The history of the 1st rank has not changed since birth. Its temporal extent is brief. The same is not true of integrator groups higher up in the hierarchy. These often changed their configuration, as parameters were added to the synthesis and a multitude of reports of a different nature came from the lower levels. At the top, the dynamic is such that thoughts rarely follow each other in the same order. Identity is changing. The neural aristocracy frolicks from one subject to another, makes different choices from the day before to the next day. It emancipates itself from the relative rigor of the frame built by the lower levels.

Behaviorism is strongly present in the recognition of the place. It gives way to cognitivism or even illusionism when consciousness has installed its actors. All this within the same mind.

The place is indeed an agent. The one who makes the framework. In which the superior agents recognize themselves. But between the two is enough complexity to settle… reason or madness.

*

1 thought on “Is a place a framework or a mental agent?”

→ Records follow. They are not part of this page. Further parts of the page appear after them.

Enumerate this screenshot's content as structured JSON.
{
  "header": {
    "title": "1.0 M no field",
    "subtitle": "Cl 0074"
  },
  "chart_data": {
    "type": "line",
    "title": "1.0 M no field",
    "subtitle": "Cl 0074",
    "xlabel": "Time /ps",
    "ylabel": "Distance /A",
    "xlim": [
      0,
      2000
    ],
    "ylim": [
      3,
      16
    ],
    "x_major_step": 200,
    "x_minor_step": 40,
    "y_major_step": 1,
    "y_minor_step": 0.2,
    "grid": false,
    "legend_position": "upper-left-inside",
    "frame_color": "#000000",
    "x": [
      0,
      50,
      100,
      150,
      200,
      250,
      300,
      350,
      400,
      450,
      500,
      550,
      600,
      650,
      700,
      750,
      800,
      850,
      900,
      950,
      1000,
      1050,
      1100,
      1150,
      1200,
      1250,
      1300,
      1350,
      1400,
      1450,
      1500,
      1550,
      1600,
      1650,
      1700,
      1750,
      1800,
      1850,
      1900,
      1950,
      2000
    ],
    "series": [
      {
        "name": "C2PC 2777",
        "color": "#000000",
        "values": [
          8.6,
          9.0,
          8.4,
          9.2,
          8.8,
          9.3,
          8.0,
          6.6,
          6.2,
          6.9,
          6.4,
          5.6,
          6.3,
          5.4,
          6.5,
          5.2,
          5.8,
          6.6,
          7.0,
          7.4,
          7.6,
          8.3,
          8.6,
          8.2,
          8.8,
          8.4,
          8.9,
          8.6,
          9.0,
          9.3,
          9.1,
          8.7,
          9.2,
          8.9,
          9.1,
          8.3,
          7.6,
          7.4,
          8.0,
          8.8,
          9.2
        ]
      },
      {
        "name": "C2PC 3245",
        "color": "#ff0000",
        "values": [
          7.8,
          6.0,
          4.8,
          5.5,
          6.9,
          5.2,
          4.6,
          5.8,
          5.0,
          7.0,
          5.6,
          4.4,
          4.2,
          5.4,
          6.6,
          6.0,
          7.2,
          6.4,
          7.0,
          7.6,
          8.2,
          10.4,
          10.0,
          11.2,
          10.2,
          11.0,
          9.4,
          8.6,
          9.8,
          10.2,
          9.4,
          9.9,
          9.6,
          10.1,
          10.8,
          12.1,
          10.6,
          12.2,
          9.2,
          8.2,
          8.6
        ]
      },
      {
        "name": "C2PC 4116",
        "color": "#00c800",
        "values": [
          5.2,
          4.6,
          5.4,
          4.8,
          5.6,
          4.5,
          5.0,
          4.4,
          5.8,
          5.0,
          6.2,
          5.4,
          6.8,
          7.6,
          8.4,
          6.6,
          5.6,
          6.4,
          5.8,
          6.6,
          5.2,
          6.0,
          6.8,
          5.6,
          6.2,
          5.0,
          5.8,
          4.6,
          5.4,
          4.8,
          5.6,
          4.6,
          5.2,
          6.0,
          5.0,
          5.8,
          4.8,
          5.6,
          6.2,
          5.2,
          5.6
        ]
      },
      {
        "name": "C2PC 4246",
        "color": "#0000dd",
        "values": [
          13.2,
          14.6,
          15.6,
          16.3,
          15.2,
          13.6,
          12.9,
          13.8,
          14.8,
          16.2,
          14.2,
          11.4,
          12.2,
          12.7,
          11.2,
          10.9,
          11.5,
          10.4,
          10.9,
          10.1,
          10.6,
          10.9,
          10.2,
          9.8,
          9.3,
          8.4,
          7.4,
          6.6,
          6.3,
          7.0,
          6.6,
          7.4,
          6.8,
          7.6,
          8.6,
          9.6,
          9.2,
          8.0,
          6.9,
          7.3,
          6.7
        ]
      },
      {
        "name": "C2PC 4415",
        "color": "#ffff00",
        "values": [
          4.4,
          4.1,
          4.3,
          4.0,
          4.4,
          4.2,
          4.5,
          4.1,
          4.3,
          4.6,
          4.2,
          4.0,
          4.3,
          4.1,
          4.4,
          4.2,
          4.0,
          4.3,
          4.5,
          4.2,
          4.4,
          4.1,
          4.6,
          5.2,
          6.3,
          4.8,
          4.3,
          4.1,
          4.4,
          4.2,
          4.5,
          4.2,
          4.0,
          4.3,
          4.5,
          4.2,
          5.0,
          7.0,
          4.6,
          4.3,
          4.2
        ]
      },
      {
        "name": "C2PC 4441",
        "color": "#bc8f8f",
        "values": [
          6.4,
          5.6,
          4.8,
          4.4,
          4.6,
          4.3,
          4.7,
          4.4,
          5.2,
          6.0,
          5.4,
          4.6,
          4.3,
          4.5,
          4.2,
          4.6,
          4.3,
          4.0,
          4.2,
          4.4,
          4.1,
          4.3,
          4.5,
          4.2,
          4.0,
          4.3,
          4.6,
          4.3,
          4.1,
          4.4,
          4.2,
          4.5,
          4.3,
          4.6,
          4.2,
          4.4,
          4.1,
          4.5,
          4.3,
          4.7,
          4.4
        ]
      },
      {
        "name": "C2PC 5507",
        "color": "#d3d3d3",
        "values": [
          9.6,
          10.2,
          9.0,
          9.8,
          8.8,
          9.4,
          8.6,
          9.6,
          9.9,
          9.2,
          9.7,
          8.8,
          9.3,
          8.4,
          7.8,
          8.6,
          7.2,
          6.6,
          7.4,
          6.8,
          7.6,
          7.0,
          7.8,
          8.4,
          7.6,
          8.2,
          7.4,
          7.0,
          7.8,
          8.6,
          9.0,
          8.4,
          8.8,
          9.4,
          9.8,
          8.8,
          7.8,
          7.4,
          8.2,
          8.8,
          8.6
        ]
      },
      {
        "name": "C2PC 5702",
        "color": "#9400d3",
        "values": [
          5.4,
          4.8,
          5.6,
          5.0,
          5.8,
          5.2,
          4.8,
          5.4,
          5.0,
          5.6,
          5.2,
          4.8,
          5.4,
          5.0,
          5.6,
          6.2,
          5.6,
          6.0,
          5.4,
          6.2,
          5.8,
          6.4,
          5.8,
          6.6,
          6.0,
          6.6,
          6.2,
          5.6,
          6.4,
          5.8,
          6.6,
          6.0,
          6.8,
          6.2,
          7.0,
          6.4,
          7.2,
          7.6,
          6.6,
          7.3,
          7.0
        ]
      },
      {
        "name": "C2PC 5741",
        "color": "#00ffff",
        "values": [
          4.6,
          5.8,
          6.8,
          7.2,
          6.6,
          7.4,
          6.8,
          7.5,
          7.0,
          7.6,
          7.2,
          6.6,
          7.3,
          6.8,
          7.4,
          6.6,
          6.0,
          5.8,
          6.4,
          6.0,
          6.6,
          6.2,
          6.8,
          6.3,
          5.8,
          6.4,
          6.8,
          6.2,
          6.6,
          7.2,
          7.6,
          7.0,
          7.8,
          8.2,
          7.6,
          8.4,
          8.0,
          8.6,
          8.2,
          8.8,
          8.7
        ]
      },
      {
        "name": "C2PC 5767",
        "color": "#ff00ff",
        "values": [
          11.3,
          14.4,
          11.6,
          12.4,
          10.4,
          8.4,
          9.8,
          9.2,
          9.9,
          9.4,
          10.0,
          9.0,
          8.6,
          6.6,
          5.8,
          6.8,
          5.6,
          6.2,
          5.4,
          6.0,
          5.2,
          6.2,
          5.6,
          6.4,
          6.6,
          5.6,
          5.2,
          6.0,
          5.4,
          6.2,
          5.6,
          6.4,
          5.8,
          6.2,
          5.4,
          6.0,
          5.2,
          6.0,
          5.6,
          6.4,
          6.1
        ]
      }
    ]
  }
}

  1. Hmmmm…place, or mental agent? Well, it is both, isn’t it? If there were no US, there would be no referent to ‘place’, no sentient faculty to recognize such. Of course, a devil’s advocate might argue other primarily conscious beings know their surroundings; know they are somewhere.
    But we are not discussing non-human consciousness, are we? If that were the case, we might need to wander the garden of metaphysics for awhile.